Guy Cameron, CIO of Cameron Hume, says more pessimism in the bond markets might be a positive sign investors understand the scale of the climate change challenge.
Climate change has long been a divisive topic. Although we are now much closer to achieving consensus on the existence of climate change and the impact it will have on our planet, what needs to happen to address it is still the subject of great debate. This is a debate that will take centre stage at this year’s COP26 in Glasgow.
One side of the argument will be championed by the US Special Presidential Envoy Climate, John Kerry. He declares himself an optimist and believes human creativity and our self-interest will guide us to a successful transition to net-zero.
While it may be comforting to listen to optimists, optimism will not save us from the impact of climate change. We must be positive; we must take positive steps to reduce greenhouse gas (GHG) emissions in order to cap the rise in temperatures. This means managing a successful transition to net-zero emissions and for that to happen the nature of economic activity will need to change. The result of this will see winners and losers. Some countries and companies that will be economic losers may be encouraged to make changes for the greater good.
Positive pursuit of opportunity
John Kerry is right, however, when he says that a successful transition to net-zero depends on human creativity and self-interest. This is why climate change is an investment issue. On one side there are opportunities, on the other threats, but there also consequences in between, for the mainstream. Everyone is affected. The companies that will be the most successful are likely to be those whose management is positively pursuing opportunities, and managing the threats to their operations. In contrast, those companies whose management is simply ‘optimistic’ that human ingenuity will provide a solution, will be left behind.
Of all businesses, the oil majors are those most exposed to the risks posed by climate change. Some may prosper by transitioning away from oil and gas to embrace new energy production methods, but not every, and probably not even the average, oil major will do this successfully.
Yet, the bond market is optimistic. It does not distinguish between the oil majors and other companies in less-exposed sectors, with the same credit rating. If the bond market was pessimistic about the implications of a successful transition to net-zero, then the oil majors’ borrowing costs would be higher than other companies’ with same credit rating. In reality, our research shows that the difference is negligible.
The bond market also doesn’t distinguish between the oil majors that are taking positive steps to adapt, and the ‘optimists’ who hope that technological ingenuity will provide an answer. Surely we should distinguish between those seeking positively to diversify the source of their energy production, from those that instead apply their ingenuity to developing niche opportunities in lubricants for wind turbines?

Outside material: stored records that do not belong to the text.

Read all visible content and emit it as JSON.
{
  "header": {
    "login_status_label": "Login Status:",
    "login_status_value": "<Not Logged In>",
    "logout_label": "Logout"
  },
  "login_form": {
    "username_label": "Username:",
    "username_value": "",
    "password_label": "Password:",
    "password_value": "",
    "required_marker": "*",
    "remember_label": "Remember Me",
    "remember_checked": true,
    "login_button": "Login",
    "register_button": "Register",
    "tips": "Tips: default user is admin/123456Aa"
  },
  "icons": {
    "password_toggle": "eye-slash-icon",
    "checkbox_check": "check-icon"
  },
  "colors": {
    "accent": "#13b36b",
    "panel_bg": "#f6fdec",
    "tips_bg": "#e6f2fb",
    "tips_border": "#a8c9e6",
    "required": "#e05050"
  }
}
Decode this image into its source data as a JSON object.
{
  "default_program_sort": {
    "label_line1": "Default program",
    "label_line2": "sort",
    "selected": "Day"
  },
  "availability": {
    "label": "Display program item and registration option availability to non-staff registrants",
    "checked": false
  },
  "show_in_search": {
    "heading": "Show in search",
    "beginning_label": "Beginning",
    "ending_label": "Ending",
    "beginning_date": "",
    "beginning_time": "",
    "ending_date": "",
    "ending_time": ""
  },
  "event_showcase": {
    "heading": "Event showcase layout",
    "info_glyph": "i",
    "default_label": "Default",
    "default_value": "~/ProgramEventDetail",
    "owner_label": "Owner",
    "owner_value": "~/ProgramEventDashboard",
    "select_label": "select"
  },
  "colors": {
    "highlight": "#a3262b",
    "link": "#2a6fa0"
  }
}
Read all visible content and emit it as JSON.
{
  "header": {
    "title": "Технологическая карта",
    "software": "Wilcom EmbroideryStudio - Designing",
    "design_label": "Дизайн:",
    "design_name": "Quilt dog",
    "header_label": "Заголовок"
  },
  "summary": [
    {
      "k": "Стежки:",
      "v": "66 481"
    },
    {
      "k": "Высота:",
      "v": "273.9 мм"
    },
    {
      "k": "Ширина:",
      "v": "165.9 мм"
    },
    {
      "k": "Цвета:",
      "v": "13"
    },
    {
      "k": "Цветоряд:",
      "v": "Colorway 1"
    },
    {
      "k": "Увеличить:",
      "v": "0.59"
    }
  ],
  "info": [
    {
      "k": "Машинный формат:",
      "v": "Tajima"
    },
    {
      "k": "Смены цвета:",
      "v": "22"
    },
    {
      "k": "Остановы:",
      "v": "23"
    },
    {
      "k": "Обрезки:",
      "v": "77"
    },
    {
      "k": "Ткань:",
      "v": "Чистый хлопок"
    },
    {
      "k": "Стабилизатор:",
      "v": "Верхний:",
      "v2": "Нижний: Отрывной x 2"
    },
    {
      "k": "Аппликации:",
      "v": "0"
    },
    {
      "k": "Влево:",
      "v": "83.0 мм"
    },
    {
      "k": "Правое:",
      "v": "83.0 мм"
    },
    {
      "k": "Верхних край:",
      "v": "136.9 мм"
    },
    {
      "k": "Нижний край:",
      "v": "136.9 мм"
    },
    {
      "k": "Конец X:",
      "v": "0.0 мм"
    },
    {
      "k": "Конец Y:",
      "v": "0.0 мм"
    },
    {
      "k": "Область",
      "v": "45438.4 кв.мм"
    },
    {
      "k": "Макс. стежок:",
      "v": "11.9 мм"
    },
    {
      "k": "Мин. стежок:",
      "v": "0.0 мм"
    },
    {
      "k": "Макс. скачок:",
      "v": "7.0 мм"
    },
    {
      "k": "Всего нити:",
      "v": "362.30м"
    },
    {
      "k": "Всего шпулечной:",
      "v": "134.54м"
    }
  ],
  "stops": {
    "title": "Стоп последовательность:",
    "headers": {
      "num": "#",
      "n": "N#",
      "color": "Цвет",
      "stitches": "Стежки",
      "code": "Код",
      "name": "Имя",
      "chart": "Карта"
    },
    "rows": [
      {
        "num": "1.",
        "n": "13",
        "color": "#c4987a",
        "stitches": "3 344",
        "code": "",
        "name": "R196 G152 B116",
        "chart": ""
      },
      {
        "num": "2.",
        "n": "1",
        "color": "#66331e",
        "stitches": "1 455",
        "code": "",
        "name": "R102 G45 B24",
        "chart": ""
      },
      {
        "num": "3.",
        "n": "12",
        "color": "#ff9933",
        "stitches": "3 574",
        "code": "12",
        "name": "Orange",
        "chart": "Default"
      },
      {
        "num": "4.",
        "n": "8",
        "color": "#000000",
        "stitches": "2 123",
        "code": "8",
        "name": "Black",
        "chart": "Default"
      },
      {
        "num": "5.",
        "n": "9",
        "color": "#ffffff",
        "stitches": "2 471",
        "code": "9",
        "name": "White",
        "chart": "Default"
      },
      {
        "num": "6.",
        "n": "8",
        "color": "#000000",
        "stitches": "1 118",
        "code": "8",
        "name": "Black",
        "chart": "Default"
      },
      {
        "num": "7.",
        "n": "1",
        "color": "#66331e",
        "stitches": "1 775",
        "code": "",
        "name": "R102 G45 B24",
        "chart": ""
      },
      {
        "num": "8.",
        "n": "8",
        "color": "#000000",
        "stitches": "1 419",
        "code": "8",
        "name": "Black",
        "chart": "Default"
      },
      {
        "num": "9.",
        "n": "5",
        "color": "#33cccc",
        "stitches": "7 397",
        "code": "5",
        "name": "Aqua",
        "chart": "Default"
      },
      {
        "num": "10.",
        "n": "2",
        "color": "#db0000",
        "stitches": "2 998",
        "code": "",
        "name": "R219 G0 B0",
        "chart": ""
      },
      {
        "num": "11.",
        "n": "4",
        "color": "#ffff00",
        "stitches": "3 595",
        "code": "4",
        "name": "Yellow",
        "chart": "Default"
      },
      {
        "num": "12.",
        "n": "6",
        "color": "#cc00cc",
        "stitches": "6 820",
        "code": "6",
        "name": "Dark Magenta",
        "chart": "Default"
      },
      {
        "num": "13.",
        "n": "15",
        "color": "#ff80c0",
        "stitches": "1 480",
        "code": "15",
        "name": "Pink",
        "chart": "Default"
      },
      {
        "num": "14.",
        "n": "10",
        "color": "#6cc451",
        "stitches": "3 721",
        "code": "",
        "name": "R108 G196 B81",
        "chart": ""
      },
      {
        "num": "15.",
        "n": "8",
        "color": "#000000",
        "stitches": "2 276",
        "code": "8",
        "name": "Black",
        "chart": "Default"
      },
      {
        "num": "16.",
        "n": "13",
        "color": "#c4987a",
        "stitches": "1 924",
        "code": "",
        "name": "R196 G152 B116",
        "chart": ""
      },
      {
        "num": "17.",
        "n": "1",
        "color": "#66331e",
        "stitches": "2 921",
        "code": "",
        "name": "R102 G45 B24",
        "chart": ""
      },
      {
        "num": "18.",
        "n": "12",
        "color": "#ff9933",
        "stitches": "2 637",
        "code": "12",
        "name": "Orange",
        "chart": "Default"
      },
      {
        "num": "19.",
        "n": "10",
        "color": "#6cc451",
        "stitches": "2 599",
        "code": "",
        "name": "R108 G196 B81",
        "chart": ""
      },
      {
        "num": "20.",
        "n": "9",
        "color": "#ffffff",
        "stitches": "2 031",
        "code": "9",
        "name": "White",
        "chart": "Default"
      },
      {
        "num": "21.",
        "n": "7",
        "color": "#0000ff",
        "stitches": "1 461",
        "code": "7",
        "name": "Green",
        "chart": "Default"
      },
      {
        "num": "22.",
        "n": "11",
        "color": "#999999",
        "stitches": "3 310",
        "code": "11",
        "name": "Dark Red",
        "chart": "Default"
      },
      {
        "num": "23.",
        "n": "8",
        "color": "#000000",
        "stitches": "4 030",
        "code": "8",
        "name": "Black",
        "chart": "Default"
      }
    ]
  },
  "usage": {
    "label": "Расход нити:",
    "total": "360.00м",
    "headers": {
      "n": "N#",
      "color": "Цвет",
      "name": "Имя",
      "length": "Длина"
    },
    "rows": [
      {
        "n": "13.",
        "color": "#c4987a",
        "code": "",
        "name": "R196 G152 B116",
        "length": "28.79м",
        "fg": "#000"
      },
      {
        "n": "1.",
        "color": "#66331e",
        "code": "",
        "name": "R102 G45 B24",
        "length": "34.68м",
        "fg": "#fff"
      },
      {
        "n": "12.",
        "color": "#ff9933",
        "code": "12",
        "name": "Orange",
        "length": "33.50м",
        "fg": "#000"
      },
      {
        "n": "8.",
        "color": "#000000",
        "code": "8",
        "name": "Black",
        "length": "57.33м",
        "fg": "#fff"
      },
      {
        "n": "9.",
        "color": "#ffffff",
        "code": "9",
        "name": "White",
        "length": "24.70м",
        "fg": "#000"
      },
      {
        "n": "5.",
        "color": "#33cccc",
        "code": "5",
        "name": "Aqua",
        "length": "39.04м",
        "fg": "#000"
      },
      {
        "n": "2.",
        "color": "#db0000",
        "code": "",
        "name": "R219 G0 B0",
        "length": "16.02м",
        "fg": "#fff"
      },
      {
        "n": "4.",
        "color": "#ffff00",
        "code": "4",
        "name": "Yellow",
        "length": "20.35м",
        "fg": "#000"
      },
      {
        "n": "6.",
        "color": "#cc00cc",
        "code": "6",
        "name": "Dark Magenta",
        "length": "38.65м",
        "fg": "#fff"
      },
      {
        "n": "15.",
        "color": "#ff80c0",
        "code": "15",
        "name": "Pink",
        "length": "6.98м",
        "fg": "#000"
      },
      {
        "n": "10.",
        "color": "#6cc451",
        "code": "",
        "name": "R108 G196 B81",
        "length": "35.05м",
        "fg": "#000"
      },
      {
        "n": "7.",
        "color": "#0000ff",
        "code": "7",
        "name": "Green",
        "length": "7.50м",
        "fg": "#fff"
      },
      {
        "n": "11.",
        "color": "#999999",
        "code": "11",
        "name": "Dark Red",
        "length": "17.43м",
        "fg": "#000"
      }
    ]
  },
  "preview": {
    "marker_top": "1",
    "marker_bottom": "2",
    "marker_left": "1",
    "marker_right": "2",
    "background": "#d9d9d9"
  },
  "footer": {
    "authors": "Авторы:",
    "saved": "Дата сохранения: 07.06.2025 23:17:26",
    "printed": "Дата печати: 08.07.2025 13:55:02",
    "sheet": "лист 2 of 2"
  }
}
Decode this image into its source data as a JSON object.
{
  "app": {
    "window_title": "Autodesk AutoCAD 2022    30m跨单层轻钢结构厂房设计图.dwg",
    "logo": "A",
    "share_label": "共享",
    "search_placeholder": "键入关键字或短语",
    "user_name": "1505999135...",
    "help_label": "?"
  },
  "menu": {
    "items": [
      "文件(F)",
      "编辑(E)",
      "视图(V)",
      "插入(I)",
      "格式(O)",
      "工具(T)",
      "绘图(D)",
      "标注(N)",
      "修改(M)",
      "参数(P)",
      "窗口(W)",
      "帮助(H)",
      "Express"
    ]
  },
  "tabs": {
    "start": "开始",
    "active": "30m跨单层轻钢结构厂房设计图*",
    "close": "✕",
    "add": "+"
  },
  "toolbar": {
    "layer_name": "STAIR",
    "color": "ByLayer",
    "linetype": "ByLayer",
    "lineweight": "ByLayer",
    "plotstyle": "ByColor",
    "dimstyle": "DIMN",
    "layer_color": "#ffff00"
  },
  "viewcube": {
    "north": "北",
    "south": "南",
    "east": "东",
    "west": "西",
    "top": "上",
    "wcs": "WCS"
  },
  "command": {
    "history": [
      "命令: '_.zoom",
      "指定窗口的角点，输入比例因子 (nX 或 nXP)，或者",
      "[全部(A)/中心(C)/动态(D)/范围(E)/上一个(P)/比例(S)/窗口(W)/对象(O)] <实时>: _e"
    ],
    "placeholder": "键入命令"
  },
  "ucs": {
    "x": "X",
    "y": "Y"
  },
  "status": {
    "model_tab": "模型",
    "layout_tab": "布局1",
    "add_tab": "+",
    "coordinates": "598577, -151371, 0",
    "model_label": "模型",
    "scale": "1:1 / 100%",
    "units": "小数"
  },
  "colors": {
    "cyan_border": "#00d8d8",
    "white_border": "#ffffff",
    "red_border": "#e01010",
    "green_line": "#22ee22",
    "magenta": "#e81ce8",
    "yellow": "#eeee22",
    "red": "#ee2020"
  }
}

Niche opportunities and individual projects will play a part, but as the Taskforce of Climate Related Financial Disclosures (TCFD) declared: “the large scale, long term nature of the problem makes it uniquely challenging”.
The main event
For investors, climate change is a mainstream investment issue affecting companies’ entire activities from upstream supply chains to downstream customers. Climate change is not a peripheral issue addressable by individual projects or products.
For John Kerry’s optimism to be realised, the composition of global activity will have to change. Companies will finance these changes by using retained earnings, equity capital and bond issuance. As always, investors will play their part if they distinguish between those who walk the walk rather than just talk the talk. Bond investors should be the first to step forward.
Some oil majors will thrive by successfully changing their businesses, some will stumble in the attempt, and the optimists may get lucky. Today the bond market does not distinguish between oil majors and less vulnerable companies. Nor does it distinguish between oil majors on the basis of their transition strategy or their competency to execute it. At Cameron Hume we don’t believe the risks and opportunities represented by those taking positive steps are identical those of the optimists who simply hope they will not have to.
The oil majors example is a special case of the issues played out across the whole market. Investors are attracted by exciting stories about transformational technologies that are just out of reach. As for the rest, the bond market tells the story. The livelihoods and prospects of generations of people will depend on achieving a successful, minimally disruptive transition to net-zero. Hope is rarely a sound basis for success and in tackling climate change we need to succeed. John Kerry can keep his optimism, but at COP26 we need to agree to be positive.